Ventilation should be kept to a minimum as a general principle. In a pandemic, this principle will need to be rigorously applied.  PEEP can be weaned as oxygenation improves, with an aim of extubation at a PEEP of 4cmH2O. Oxygenation index (OI)* may help. Rate and inspiratory pressure wean as dictated by pH (CO2). Although weaning to pressure support mode (or equivalent) is an objective for adults and older children, for some ventilators this will impose an excessive workload for very small children and infants and in practice they can wean to a rate of 10-1. It would be usual to see that they are generating a reasonably normal respiratory drive and rate. Sedative drugs will need to have weaned in parallel to the ventilation. Feeds stop approximately 4 hours before extubation.

*OI: mean airway pressure X FiO2 X 100 / PaO2 (mmHg)
The higher the OI, the worse the oxygenation; 40 may indicate ECMO referral.

Feeding and other support

Enteral feeding should be quickly established in patients with single organ respiratory failure.
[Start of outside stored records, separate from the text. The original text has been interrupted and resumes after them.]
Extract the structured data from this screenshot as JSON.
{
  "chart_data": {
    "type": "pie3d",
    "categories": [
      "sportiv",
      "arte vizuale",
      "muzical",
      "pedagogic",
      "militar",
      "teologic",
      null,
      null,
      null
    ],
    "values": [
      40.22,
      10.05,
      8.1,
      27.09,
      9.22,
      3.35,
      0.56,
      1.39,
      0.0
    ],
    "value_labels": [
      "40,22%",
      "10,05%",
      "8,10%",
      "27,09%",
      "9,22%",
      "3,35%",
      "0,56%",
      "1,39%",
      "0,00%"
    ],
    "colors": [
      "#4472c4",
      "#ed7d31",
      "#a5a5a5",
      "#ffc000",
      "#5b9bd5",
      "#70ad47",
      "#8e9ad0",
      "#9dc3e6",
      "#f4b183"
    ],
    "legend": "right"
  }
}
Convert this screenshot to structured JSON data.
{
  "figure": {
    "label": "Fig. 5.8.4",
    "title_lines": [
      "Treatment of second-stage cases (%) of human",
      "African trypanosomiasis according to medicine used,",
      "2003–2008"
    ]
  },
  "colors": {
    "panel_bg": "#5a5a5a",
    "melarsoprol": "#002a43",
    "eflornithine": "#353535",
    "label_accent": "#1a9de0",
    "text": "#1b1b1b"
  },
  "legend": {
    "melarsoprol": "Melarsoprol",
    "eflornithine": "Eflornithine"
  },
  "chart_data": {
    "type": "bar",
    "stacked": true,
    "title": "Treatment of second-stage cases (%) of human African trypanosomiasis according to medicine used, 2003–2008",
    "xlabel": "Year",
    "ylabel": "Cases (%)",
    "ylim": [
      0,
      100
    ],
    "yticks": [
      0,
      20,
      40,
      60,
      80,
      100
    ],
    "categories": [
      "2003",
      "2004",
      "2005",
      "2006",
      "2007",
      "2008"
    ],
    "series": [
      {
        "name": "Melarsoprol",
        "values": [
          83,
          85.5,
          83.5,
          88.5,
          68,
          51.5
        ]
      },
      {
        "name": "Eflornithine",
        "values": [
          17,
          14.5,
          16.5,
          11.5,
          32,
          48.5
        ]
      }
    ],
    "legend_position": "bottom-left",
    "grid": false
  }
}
Feeds should be stopped prior to planned transportation, surgery or before extubation to reduce the risk of aspiration. However, enteral feeding will protect the gut from ulceration and inflammation and maintain nutritional status. Fluid management is also less difficult, with less water retention and electrolyte imbalance.
DVT is not a common problem in children and prophylaxis is usually only required for immobilised patients (e.g. after trauma), or who have other risk factors (e.g. previous thrombosis).
Physiotherapy will be required for all ventilated children, in order to help improve secretion removal and improve lung recruitment.
Fluids should not be given excessively. Normal fluid administration follows the anaesthetic model: 4ml/kg first 10 kg; 2ml/kg next 10 kg; 1ml/kg thereafter. This should be as nasogastric feed in most cases, with drug and infusion fluids subtracted from the calculated daily total. Diuretic treatment is not routine but may be required if excessive fluid accumulation occurs, resulting in overt oedema, as this may lead to an increased oxygen requirement and risk of subsequent ARDS.